Highlights & Insights¶
- Bridging API formalism and natural language ambiguity: The paper is the first to apply the classical equivalence class partitioning technique from software testing to LLM agent evaluation, providing a methodology for quantifying test coverage.
- Three-category intent integrity taxonomy: The VALID/INVALID/UNDERSPEC classification is concise yet comprehensive, offering a clear framework for measuring agent robustness.
- Lightweight surrogate model ranking: A small model (phi4-mini) is used to estimate error probability, avoiding costly agent executions and realizing a tiered "cheap probing, expensive verification" strategy.
- Transferability of strategy memory: Strategies indexed by data type and intent category are reusable across APIs and domains, analogous to the accumulation of human testing expertise.
- Exposing benchmark shortcomings: The paper quantitatively demonstrates that AgentSafetyBench and ToolEmu exhibit severely insufficient coverage along the intent integrity dimension.
Limitations & Future Work¶
- Trajectory observability assumption: TAI3 requires access to the agent's API call trajectory and is not applicable to commercial agents that expose only high-level outputs (e.g., web interactions).
- Scope limited to the API call layer: The framework does not address higher-level safety concerns such as policy violations, privacy leakage, or harmful content; its scope is confined to intent understanding at the API parameter level.

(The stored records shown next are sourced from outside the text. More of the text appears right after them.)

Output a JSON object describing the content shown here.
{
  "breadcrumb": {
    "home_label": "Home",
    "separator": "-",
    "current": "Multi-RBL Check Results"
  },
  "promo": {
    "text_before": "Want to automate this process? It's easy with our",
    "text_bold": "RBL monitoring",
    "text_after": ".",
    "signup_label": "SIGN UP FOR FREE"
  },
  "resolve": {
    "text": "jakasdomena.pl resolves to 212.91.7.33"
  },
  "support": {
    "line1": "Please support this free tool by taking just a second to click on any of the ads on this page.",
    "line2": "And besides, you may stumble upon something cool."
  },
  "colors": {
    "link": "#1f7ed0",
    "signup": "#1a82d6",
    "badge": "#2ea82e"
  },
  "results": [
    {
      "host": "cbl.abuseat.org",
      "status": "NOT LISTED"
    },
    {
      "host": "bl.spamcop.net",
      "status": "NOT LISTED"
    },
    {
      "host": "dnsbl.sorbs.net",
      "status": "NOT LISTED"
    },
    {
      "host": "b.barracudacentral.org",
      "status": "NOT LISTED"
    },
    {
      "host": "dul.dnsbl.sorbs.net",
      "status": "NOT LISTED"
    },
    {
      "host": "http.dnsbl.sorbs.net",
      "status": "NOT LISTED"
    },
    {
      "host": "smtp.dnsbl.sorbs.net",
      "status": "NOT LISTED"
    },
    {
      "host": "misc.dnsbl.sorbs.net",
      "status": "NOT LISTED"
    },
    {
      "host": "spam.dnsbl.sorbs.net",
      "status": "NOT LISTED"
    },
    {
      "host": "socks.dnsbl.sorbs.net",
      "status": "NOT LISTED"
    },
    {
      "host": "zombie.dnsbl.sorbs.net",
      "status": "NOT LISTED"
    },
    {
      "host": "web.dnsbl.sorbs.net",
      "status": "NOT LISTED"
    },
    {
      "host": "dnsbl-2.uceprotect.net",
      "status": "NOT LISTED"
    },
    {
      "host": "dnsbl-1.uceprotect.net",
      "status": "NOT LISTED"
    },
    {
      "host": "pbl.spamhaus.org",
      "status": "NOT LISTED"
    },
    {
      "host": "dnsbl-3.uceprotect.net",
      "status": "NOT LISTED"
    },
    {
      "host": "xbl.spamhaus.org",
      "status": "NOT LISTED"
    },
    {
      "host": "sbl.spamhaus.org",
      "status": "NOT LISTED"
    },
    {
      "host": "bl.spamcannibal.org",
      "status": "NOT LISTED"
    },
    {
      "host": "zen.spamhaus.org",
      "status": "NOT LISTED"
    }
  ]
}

- Reliance on LLM for intent consistency checking: The judgment of intent preservation itself depends on an LLM, which may introduce noise.
- Partition granularity: The quality of equivalence class partitioning depends on the LLM's semantic analysis and may vary substantially across different APIs.

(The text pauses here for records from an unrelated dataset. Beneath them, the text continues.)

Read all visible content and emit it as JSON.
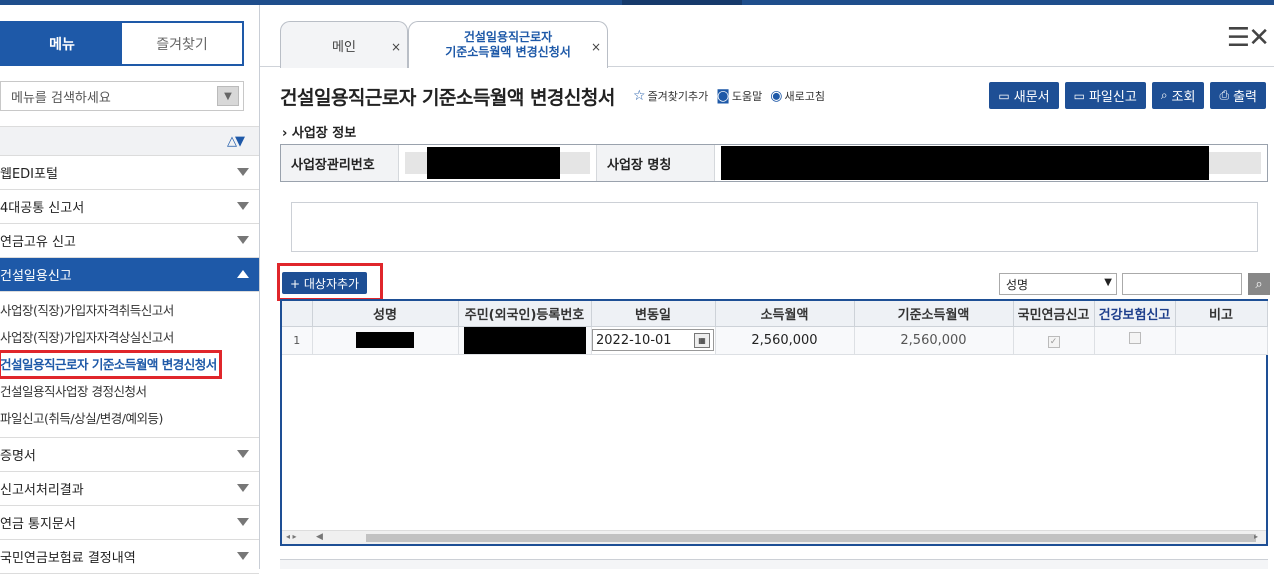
{
  "sidebar": {
    "tabs": [
      "메뉴",
      "즐겨찾기"
    ],
    "search_placeholder": "메뉴를 검색하세요",
    "items": [
      {
        "label": "웹EDI포털"
      },
      {
        "label": "4대공통 신고서"
      },
      {
        "label": "연금고유 신고"
      },
      {
        "label": "건설일용신고",
        "open": true
      }
    ],
    "subitems": [
      "사업장(직장)가입자자격취득신고서",
      "사업장(직장)가입자자격상실신고서",
      "건설일용직근로자 기준소득월액 변경신청서",
      "건설일용직사업장 경정신청서",
      "파일신고(취득/상실/변경/예외등)"
    ],
    "items_after": [
      {
        "label": "증명서"
      },
      {
        "label": "신고서처리결과"
      },
      {
        "label": "연금 통지문서"
      },
      {
        "label": "국민연금보험료 결정내역"
      }
    ]
  },
  "tabs": {
    "main_label": "메인",
    "active_label_line1": "건설일용직근로자",
    "active_label_line2": "기준소득월액 변경신청서",
    "close": "×"
  },
  "page": {
    "title": "건설일용직근로자 기준소득월액 변경신청서",
    "fav_link": "즐겨찾기추가",
    "help_link": "도움말",
    "refresh_link": "새로고침",
    "buttons": {
      "new_doc": "새문서",
      "file_report": "파일신고",
      "search": "조회",
      "print": "출력"
    },
    "section_label": "사업장 정보",
    "info": {
      "mgmt_no_label": "사업장관리번호",
      "name_label": "사업장 명칭"
    },
    "add_button": "+ 대상자추가",
    "filter_selected": "성명"
  },
  "grid": {
    "columns": [
      "",
      "성명",
      "주민(외국인)등록번호",
      "변동일",
      "소득월액",
      "기준소득월액",
      "국민연금신고",
      "건강보험신고",
      "비고"
    ],
    "rows": [
      {
        "no": "1",
        "date": "2022-10-01",
        "income": "2,560,000",
        "base_income": "2,560,000"
      }
    ]
  },
  "colors": {
    "accent": "#1e59a8",
    "button": "#1e4f95",
    "highlight": "#e0262b"
  }
}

- Multi-step interaction: The current approach primarily tests single-turn API calls; coverage of multi-step planning scenarios remains to be extended.
Related Work & Insights¶
- Classical software testing methods: Equivalence class partitioning is transplanted from traditional black-box testing to natural language input spaces, demonstrating the renewed relevance of classical techniques.
- NLP robustness testing (CheckList, TextAttack): These focus on model-level adversarial perturbations; TAI3 extends the scope to agent-level intent integrity.

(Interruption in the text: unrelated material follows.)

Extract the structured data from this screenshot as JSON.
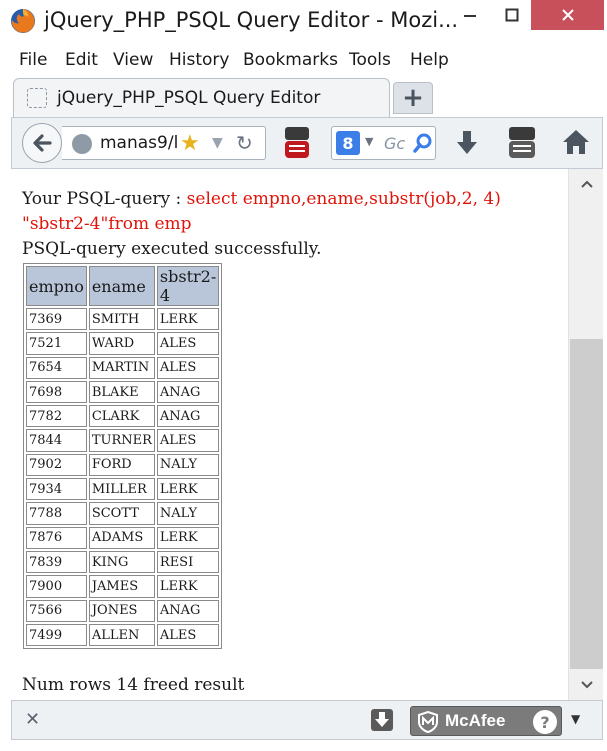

- ToolFuzz / PDoctor: ToolFuzz targets bugs between tool documentation and implementation; PDoctor checks constraint adherence in high-level planning; TAI3 focuses on alignment between low-level actions and user intent.
- Agent Safety Benchmarks (AgentSafetyBench, ToolEmu): TAI3's partition analysis quantitatively reveals the coverage deficiencies of these benchmarks.
- Insight: The combination of strategy memory and predictive ranking is generalizable to efficient automated testing of any LLM-based system.
Rating¶
- Novelty: ⭐⭐⭐⭐ — Applying equivalence class partitioning to agent intent integrity testing is a novel idea; the three-category intent taxonomy is clear and practical.
- Experimental Thoroughness: ⭐⭐⭐⭐ — Comprehensive evaluation across 80 APIs, 5 domains, multiple target models, generalization experiments, and ablations; multi-step interaction scenarios are not covered.
- Writing Quality: ⭐⭐⭐⭐⭐ — Motivation is clear; formalization and intuition are well balanced; figures are excellent (Figures 1–3 in particular are highly convincing).
- Value: ⭐⭐⭐⭐ — Fills the gap in systematic testing for agent intent integrity and provides practical guidance for quality assurance in agent deployment.